C’est alors le moment d’un choix. Il y a ceux qui optent pour la
politique d’en-haut et considèrent qu’il faut restaurer la crédibilité
des institutions et refonder l’État de droit. Et il y a ceux qui pensent
qu’une autre conception du politique est possible, et que, pour cela,
il faut regarder en-bas. Les parents d’Ayotzinapa l’ont dit avec force à
San Cristóbal de Las Casas : « Ceux dont on n’a plus besoin, ce sont
les autorités gouvernementales et les institutions de l’État qui ont
démontré une incompétence, une corruption et une impunité totales. Pour
nous, ils ne servent plus à rien. » Et ils en tirent les conséquences,
décidant de se livrer à une enquête indépendante et de prendre en main
eux-mêmes la recherche de leurs enfants, quitte à se risquer dans des
zones contrôlées par les narcos, où la police fédérale avoue ne pas oser
s’aventurer. Quitte à s’armer pour le faire.
Si l’on ne croit plus dans les autorités, si elles sont en cours de
dissolution, alors il s’agit de « faire par nous-mêmes », comme l’a
exprimé l’un des étudiants rescapés de la nuit du 26 septembre,
précisant que l’enjeu était bien plus profond que de savoir si Peña
Nieto allait partir ou non. Faire par soi-même, c’est ce que les
habitants du Guerrero entraînés dans la lutte par l’abjection d’Iguala
tentent maintenant de mettre en œuvre. Le 29 novembre, cinq conseils
municipaux populaires ont été mis en place, notamment à Acapulco, et une
vingtaine d’autres devraient suivre. Une telle initiative peut
s’appuyer sur une expérience importante dans l’État du Guerrero où ce
qu’on appelle la « Police communautaire », notamment au sein de la
Coordination régionale des autorités communautaires, a depuis près de
vingt ans permis de protéger les régions concernées des trafiquants de
drogue mais aussi de mettre en place des instances de justice et des
formes d’organisation autonomes.
Nous gouverner nous-mêmes ? Comme l’ont dit les zapatistes, le 15
novembre à Oventic, « la transformation réelle ne sera pas un changement
de gouvernement ; mais de relation, dans laquelle le peuple commande et
le gouvernement obéit ». Il s’agit par-là de transformer radicalement
la nature des tâches de gouvernement et la manière de les réaliser. Mais
— et c’est sans doute ce que le « faire par nous-mêmes » exprime de
manière particulièrement ample — la question des formes de gouvernement
ne saurait être dissociée du fait, essentiel, qu’il s’agit d’organiser
les formes de vie
qui sont les nôtres, celles des communautés, celles qui permettent à tous de mener une vie digne.
Expliquant la formation des conseils municipaux populaires, l’un de ses
promoteurs indique : « La politique n’est pas l’affaire de quelques-uns.

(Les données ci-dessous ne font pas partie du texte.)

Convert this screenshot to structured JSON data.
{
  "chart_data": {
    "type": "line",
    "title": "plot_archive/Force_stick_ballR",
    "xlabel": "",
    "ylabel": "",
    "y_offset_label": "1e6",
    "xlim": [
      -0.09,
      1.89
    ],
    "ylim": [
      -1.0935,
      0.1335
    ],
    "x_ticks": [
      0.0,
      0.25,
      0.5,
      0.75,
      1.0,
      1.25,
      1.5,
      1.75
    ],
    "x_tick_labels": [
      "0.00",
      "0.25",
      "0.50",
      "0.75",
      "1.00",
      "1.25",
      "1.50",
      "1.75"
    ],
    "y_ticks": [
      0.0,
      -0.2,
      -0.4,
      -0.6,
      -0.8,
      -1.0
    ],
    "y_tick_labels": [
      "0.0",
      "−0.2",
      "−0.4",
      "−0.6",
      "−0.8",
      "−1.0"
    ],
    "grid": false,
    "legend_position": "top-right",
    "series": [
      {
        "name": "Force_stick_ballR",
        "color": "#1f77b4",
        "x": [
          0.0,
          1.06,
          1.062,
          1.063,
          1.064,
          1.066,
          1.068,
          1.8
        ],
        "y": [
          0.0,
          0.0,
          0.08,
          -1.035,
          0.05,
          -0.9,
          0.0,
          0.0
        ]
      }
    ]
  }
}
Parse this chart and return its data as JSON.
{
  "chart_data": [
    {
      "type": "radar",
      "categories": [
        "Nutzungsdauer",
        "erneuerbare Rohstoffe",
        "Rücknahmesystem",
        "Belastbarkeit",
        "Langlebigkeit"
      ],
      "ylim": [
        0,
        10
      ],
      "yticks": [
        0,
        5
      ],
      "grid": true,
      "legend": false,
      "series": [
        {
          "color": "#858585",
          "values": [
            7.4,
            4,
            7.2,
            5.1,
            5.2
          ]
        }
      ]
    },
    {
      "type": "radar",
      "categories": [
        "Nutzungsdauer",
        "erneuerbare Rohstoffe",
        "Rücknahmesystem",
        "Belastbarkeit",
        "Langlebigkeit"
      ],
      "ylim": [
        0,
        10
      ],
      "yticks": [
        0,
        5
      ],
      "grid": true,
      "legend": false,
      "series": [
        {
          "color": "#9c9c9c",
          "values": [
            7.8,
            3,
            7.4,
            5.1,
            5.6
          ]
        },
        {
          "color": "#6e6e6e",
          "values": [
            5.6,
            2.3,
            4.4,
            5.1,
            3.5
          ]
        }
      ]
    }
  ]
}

Nous disons un non clair et net à la politique liée à l’État. Il y a un
autre type de politique que nous pouvons appliquer nous-mêmes, la
politique d’en-bas, celle des gens ordinaires » (
La Jornada, 1
er décembre
2014). Et cela, ajoute-t-il, répond à une impérative nécessité que
chaque parent, chaque étudiant d’Ayotzinapa peut résumer de façon
extrêmement simple : que jamais ne se reproduise ce qui s’est passé le
26 septembre, à Iguala.
★
Ce que les zapatistes avaient exprimé le 21 décembre 2012, le « jour de
la fin du monde », semble trouver toute sa pertinence aujourd’hui. Il
s’agit d’écouter le sens du moment que nous vivons, quand le monde du
pouvoir se délite, tandis que le monde d’en-bas resurgit. Il dépend de
nous d’entendre et de faire résonner la force de ce moment, de ne pas
permettre que le monde d’en-haut, en s’effondrant, étouffe et détruise
ce qui, en-bas, veut naître et grandir.
Le Pouvoir a fait disparaître les étudiants ; maintenant, c’est à lui de disparaître.